Brexit would close off the UK to tech talent
“Shortage of talent is the number one problem for the digital community,” says Russ Shaw, Founder of Tech London Advocates, a not-for-profit organisation dedicated to positioning London as a world-leading city in the technology space. Shaw adds that 87 per cent of the advocates within TLA have stated their intention to vote “remain.”
The “Leave” side argues that unwieldy regulation is slowing down business growth and puts larger corporations at an advantage over smaller ones. Jenny Tooth OBE, CEO of the UK Business Angels Association, believes that we stand to lose far more than gain.
“It’s so easy to talk about regulation,” she says, “but what we’re really talking about is the loss of our markets, our access to talent, our opportunities to attract the skills we want to this country… It’ll take years to work all of this out. The alternative models they’re suggesting are absolutely crazy.” She points out that of all the British start-ups getting major funding at the moment, at least a quarter have non-British founders from elsewhere in the EU.

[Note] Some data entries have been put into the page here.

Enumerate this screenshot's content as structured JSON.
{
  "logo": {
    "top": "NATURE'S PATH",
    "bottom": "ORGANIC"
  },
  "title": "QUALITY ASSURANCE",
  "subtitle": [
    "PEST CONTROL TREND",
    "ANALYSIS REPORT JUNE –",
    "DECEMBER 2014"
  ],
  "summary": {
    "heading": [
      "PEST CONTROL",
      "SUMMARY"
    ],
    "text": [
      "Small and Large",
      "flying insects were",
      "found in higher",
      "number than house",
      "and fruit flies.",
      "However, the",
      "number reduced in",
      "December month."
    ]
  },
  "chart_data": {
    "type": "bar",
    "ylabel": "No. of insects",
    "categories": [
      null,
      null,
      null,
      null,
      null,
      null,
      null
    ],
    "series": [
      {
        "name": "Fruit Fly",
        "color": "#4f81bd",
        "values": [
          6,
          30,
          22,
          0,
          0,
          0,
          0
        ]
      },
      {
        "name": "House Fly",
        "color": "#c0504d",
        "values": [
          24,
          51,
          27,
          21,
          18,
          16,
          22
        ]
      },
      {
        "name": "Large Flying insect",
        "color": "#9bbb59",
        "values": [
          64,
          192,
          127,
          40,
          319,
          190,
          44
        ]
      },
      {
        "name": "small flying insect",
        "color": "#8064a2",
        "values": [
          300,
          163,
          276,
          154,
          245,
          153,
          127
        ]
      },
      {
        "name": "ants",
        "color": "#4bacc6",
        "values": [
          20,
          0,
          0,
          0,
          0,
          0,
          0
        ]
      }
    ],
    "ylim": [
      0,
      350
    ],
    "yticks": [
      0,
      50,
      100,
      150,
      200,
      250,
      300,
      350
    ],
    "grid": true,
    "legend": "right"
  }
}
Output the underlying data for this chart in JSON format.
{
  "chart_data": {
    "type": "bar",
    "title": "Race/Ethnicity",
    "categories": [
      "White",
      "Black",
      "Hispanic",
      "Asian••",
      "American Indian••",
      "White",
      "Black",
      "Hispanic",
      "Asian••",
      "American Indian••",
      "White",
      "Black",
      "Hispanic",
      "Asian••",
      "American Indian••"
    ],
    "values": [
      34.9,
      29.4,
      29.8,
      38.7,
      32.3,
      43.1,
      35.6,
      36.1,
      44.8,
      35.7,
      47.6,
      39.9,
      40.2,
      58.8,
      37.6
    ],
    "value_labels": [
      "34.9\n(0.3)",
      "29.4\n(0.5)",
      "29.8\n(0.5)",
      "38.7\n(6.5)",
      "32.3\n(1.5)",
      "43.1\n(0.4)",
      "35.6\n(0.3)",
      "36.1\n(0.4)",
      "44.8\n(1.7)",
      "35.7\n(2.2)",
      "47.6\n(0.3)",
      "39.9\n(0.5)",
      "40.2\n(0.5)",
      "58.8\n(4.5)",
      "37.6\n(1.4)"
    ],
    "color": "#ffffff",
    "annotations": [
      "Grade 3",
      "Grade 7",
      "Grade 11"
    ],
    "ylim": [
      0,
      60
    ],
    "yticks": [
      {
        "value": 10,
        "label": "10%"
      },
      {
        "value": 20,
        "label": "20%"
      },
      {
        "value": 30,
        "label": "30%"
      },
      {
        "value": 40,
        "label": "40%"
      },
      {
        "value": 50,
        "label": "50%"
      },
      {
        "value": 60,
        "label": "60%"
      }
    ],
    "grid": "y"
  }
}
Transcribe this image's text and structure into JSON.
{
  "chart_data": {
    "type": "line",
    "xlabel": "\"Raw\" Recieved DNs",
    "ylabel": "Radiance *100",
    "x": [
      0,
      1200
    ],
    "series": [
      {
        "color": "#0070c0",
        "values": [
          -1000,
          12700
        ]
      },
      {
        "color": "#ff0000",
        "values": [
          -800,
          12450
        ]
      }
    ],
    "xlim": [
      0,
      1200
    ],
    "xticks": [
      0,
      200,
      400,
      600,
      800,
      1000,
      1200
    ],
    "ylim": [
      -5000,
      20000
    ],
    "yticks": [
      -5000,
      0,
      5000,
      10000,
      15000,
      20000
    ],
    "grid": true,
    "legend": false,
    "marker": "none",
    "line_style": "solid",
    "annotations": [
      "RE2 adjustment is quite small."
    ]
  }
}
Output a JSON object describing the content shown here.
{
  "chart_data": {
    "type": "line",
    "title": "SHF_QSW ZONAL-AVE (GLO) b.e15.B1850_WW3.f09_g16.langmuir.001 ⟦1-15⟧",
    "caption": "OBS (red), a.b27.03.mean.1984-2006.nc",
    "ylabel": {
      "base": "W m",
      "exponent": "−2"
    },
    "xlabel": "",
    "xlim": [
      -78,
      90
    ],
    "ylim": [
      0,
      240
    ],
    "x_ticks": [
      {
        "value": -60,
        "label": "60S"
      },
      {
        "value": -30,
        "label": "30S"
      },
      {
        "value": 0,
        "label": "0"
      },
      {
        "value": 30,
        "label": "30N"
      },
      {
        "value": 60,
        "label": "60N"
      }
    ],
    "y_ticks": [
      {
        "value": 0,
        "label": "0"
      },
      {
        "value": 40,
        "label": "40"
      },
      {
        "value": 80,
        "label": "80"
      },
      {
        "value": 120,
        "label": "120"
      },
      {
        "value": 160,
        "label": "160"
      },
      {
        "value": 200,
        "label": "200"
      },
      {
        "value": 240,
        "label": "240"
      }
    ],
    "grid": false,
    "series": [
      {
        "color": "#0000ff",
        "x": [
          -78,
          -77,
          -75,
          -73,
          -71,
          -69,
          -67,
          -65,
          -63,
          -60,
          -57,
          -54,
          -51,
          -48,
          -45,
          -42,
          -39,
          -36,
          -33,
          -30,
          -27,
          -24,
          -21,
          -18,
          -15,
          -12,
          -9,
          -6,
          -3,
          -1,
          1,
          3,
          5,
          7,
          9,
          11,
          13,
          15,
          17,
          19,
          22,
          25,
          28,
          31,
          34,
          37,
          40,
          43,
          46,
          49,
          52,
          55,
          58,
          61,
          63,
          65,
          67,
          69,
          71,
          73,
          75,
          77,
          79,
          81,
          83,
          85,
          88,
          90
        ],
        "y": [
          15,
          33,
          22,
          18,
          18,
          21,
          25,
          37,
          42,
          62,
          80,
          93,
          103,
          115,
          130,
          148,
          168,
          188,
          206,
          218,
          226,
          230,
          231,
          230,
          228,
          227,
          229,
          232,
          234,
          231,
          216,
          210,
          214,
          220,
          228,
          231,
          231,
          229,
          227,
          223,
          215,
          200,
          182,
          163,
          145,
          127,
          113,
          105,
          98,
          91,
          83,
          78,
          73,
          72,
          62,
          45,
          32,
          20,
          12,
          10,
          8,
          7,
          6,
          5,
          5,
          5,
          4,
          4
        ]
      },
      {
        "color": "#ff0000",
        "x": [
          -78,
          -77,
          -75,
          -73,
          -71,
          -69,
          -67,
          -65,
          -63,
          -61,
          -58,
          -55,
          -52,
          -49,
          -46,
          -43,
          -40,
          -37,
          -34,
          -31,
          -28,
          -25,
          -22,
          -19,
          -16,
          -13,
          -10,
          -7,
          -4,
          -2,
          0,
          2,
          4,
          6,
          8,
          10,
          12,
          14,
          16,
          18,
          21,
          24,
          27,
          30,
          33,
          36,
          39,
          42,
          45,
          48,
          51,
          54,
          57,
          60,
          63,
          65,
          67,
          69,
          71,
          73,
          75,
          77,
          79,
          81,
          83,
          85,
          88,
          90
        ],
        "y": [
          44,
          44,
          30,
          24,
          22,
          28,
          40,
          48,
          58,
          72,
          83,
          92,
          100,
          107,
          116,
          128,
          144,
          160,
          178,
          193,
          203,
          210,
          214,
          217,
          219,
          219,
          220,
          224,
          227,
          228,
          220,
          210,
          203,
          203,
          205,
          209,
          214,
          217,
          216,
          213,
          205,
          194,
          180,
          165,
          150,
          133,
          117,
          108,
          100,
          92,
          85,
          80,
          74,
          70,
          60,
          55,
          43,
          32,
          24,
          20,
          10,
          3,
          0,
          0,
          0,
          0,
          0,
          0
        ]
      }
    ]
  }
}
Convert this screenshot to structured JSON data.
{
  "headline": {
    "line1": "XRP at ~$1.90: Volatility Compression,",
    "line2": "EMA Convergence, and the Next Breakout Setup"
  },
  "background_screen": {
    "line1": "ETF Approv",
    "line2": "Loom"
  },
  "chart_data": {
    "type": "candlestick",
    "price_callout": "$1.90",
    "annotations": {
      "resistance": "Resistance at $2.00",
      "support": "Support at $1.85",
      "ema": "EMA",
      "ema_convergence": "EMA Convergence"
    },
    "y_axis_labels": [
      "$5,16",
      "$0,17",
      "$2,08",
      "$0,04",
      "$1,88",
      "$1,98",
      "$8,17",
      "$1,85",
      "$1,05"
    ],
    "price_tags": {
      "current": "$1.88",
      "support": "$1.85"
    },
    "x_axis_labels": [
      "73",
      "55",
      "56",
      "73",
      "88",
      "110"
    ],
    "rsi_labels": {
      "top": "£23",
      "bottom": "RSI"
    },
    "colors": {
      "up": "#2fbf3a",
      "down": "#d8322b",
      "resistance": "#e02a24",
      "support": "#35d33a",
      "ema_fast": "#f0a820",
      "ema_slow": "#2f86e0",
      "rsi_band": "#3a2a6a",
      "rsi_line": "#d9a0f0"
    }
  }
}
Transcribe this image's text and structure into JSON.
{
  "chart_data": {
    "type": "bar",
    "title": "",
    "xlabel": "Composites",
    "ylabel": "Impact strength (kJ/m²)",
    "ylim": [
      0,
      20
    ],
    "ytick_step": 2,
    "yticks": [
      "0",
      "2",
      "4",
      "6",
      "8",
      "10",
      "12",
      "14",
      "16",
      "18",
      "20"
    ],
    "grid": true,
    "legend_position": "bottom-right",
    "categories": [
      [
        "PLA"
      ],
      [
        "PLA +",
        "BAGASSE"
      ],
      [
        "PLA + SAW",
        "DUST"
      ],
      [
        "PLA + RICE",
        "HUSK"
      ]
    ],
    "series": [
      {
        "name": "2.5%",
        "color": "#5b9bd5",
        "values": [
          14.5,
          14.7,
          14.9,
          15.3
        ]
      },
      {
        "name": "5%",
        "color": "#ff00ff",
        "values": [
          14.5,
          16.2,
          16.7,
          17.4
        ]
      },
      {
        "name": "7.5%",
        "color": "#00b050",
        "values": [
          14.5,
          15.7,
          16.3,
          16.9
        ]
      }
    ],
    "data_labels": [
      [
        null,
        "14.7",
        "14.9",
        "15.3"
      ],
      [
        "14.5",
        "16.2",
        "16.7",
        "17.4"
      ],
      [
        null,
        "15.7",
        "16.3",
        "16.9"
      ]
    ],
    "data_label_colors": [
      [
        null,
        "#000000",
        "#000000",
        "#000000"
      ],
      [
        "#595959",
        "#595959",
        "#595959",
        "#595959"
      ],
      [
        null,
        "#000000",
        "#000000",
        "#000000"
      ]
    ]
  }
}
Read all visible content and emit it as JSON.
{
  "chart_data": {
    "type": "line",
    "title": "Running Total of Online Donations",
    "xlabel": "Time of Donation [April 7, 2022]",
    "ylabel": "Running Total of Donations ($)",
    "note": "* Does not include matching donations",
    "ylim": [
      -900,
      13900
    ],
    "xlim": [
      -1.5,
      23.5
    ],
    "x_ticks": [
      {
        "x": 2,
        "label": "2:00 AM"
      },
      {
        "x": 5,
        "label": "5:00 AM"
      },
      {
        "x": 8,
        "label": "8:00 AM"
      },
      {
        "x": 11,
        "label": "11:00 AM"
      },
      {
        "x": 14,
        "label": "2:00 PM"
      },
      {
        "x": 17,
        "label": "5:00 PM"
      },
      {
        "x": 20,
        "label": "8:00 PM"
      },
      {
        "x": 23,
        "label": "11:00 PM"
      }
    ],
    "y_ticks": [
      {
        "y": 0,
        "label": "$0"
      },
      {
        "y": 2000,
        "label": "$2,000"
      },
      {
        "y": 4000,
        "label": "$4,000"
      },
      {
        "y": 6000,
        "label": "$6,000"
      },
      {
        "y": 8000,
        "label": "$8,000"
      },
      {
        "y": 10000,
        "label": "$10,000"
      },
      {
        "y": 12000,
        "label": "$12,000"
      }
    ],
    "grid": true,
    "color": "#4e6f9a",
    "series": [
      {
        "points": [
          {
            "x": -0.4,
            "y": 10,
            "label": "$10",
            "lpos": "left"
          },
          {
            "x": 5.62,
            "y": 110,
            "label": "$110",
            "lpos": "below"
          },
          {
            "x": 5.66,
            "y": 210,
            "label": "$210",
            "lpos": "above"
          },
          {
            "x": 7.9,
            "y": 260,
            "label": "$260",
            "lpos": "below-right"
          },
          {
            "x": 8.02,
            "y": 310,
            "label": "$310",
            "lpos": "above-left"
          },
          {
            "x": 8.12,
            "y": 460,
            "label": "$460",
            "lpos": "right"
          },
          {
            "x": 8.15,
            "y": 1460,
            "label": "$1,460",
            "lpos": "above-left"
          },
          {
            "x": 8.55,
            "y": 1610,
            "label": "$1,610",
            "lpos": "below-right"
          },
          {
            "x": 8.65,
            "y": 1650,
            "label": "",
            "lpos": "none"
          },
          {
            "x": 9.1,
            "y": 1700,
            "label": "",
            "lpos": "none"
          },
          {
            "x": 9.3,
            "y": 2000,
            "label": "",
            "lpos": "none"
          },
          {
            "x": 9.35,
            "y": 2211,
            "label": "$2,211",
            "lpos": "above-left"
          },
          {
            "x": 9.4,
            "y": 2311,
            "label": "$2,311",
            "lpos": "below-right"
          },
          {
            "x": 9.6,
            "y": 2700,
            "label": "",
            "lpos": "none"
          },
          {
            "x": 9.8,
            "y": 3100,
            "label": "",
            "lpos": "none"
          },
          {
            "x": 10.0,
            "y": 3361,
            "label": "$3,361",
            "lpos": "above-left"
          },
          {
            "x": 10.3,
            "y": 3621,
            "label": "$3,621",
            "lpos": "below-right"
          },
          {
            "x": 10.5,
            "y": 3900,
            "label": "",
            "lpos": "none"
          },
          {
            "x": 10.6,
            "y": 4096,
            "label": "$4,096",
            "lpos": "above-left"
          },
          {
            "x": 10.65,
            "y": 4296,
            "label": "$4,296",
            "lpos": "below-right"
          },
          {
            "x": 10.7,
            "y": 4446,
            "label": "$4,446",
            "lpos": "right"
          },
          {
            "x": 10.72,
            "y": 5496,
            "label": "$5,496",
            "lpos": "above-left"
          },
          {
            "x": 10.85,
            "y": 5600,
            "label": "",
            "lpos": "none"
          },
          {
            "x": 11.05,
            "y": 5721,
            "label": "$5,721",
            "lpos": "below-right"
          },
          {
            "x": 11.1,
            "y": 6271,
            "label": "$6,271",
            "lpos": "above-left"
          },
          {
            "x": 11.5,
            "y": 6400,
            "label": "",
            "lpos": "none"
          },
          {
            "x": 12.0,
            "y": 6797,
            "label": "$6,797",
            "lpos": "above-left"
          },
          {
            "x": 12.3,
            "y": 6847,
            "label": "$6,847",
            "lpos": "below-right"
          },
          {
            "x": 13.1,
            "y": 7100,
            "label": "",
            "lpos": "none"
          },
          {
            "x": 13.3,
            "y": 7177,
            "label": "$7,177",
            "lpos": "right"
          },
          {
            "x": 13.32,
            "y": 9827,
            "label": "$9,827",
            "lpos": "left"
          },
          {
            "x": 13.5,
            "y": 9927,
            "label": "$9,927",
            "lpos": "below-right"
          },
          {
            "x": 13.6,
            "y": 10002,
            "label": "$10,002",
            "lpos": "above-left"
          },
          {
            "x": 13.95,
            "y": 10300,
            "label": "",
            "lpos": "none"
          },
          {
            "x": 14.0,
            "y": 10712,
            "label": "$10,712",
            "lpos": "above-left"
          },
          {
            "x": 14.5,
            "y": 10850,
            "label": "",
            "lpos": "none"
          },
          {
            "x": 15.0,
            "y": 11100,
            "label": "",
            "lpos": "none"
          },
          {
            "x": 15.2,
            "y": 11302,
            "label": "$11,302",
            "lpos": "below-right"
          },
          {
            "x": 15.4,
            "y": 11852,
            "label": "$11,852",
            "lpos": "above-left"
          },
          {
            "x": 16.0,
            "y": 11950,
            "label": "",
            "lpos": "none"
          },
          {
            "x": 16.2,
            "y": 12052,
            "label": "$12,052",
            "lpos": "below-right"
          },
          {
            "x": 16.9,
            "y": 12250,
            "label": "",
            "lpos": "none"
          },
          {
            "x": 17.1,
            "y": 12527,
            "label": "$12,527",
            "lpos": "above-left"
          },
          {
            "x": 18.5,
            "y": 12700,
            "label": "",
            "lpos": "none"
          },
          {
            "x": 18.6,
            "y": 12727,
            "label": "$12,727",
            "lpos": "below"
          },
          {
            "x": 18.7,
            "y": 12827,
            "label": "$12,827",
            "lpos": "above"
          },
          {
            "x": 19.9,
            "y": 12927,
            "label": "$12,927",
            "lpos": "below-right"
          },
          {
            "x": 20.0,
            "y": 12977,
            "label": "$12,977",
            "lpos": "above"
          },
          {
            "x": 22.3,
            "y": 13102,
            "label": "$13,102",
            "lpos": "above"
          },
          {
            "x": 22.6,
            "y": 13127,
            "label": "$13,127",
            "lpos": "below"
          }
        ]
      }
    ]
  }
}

The UK will be left behind the rest of Europe
The European Commission is currently working to implement its proposed Digital Single Market strategy, which sets out to “digitise European industry.” This will allow governments, businesses and research institutions access to a standardised set of the latest digital tools across 28 member states without regulatory disruption. Such a harmonised approach ensures that citizens across the EU don’t miss out on valuable goods and services.
It is believed that the Digital Single Market has the potential to create thousands of new jobs and pump billions back into the economy with the creation of innovation hubs all over Europe. Without it, a series of online barriers would rise up between Britain and the rest of the EU, making collaboration and trade needlessly complex.
Brexit would also cut off millions in EU funding to academic research in the UK, leading to a plateau in innovation. “We get so many things from Europe that we can’t get elsewhere,” says Tooth. “We have been the biggest recipients of research funding from the R&D programme in the EU… We would be losing so many of the advantages that we get directly from Europe.”
Is it just too big a risk?
There are concerns that the huge amounts of uncertainty brought on by Brexit would have an undeniably negative impact on consumer confidence and undermine the UK as a whole. Of course, the “Leave” side would argue that nobody can predict with any surety whether that will really be the case, and that the opposite could in fact be true.
“It’s possible, but not probable,” says entrepreneur and accelerator venture partner Volker Hirsch. “I wouldn’t subscribe to that business plan, and neither would a consumer… There are way too many uncertainties. And this isn’t scaremongering; this is just looking at stats and probability.”
“Britain is fast becoming a tech nation, and the best place to launch a business in Europe,” says Shaw. “[Brexit] will be the start of smaller businesses in the UK selling less of what they do.”